The Saudi Arabian government may have had a role in the 9/11 terrorist attacks according to fresh evidence that has emerged as President Obama lands in the repressive kingdom.
Details of a flight certificate obtained by al-Qaeda bomb maker Ghassan Al-Sharbi have emerged showing he took flying lessons in the United States with some of the 9/11 hijackers.
When he was captured in Pakistan in 2002 investigators discovered the documentation in an envelope from the Saudi embassy in Washington.
According to a US memo, which was written in 2003 and quietly declassified last year, the FBI learnt he had buried a cache of papers shortly before he was captured.
Known as ‘Document 17’, it was written by two American investigators examining the possible roles of foreign governments in the attacks.
One of the details Al-Sharb, 41, tried to hide was his US flight certificate discovered in the embassy envelope.
It was only after activist Brian McGlinchey discovered Document 17 and published its details on the internet earlier this week that it was brought to the public’s attention.
Speaking after the discovery he said: “The envelope points to the fundamental question hanging over us today: to what extent was the 9/11 plot facilitated by individuals at the highest levels of the Saudi government?”

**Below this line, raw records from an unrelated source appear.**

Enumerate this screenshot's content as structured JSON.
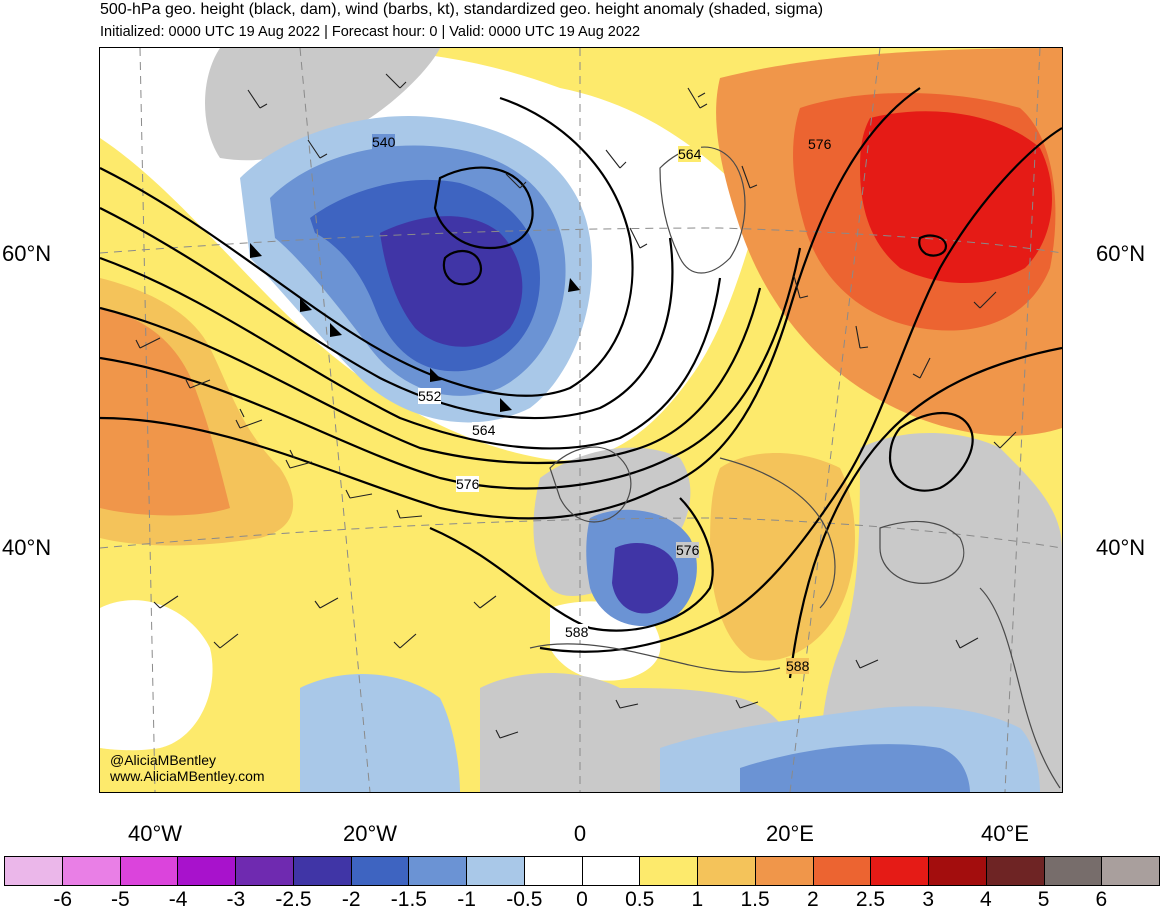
{
  "header": {
    "title": "500-hPa geo. height (black, dam), wind (barbs, kt), standardized geo. height anomaly (shaded, sigma)",
    "subtitle": "Initialized: 0000 UTC 19 Aug 2022 | Forecast hour: 0 | Valid: 0000 UTC 19 Aug 2022"
  },
  "map": {
    "lat_labels": {
      "north60": "60°N",
      "north40": "40°N"
    },
    "lon_labels": [
      "40°W",
      "20°W",
      "0",
      "20°E",
      "40°E"
    ],
    "contour_labels": [
      {
        "text": "540"
      },
      {
        "text": "552"
      },
      {
        "text": "564"
      },
      {
        "text": "564"
      },
      {
        "text": "576"
      },
      {
        "text": "576"
      },
      {
        "text": "576"
      },
      {
        "text": "588"
      },
      {
        "text": "588"
      }
    ],
    "anomaly_colors": {
      "minus2_5": "#4035a6",
      "minus2": "#3e64c1",
      "minus1_5": "#6b93d4",
      "minus1": "#a9c8e8",
      "zero": "#ffffff",
      "plus0_5": "#fdea6c",
      "plus1": "#f4c35a",
      "plus1_5": "#f0964a",
      "plus2": "#ec6431",
      "plus2_5": "#e51b16",
      "land_gray": "#c9c9c9"
    }
  },
  "credits": {
    "handle": "@AliciaMBentley",
    "website": "www.AliciaMBentley.com"
  },
  "colorbar": {
    "segment_colors": [
      "#ebb7ea",
      "#e97fe6",
      "#db44dc",
      "#a812cc",
      "#6f2ab0",
      "#4035a6",
      "#3e64c1",
      "#6b93d4",
      "#a9c8e8",
      "#ffffff",
      "#ffffff",
      "#fdea6c",
      "#f4c35a",
      "#f0964a",
      "#ec6431",
      "#e51b16",
      "#a30d0d",
      "#6e2424",
      "#776d6b",
      "#a99f9d"
    ],
    "tick_labels": [
      "-6",
      "-5",
      "-4",
      "-3",
      "-2.5",
      "-2",
      "-1.5",
      "-1",
      "-0.5",
      "0",
      "0.5",
      "1",
      "1.5",
      "2",
      "2.5",
      "3",
      "4",
      "5",
      "6"
    ]
  }
}
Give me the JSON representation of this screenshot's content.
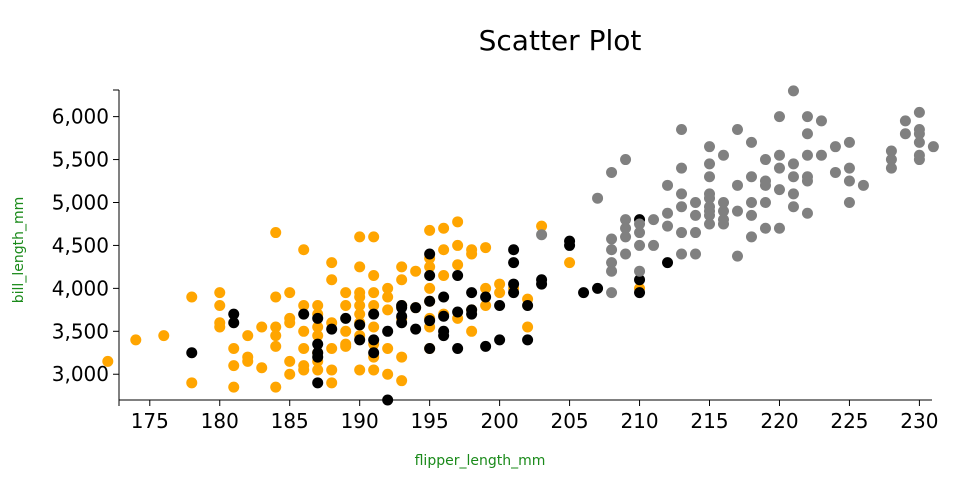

The emergence of the details, which has fuelled concerns the Saudi government may have been linked to the coordinated attacks which killed nearly 3,000 people, puts increased pressure on Mr Obama as he touched down in Riyadh earlier today.
He is due to meet King Salman, whose is battling low oil prices and Washington’s tougher stance on the country’s human rights record.
Last week the Saudi government threatened to ditch £522 billion in US Treasury securities and other American assets if Congress passed a bill that would allow the families of 9/11 victims to file lawsuits against the kingdom.
Hillary Clinton and Bernie Sanders, the Democratic presidential candidates, backed the bill, which Mr Obama has signalled he will veto.
The US President also faces calls to release a redacted 28-page portion of a joint congressional report on the 9/11 attacks, produced in 2002 and thought to link senior Saudi figures to the plot.
Fifteen of the 19 9/11 hijackers were from Saudi Arabia while then Al-Qaeda leader Osama bin Laden, who was killed in 2011, was the son of a billionaire with close ties to the country’s royal family.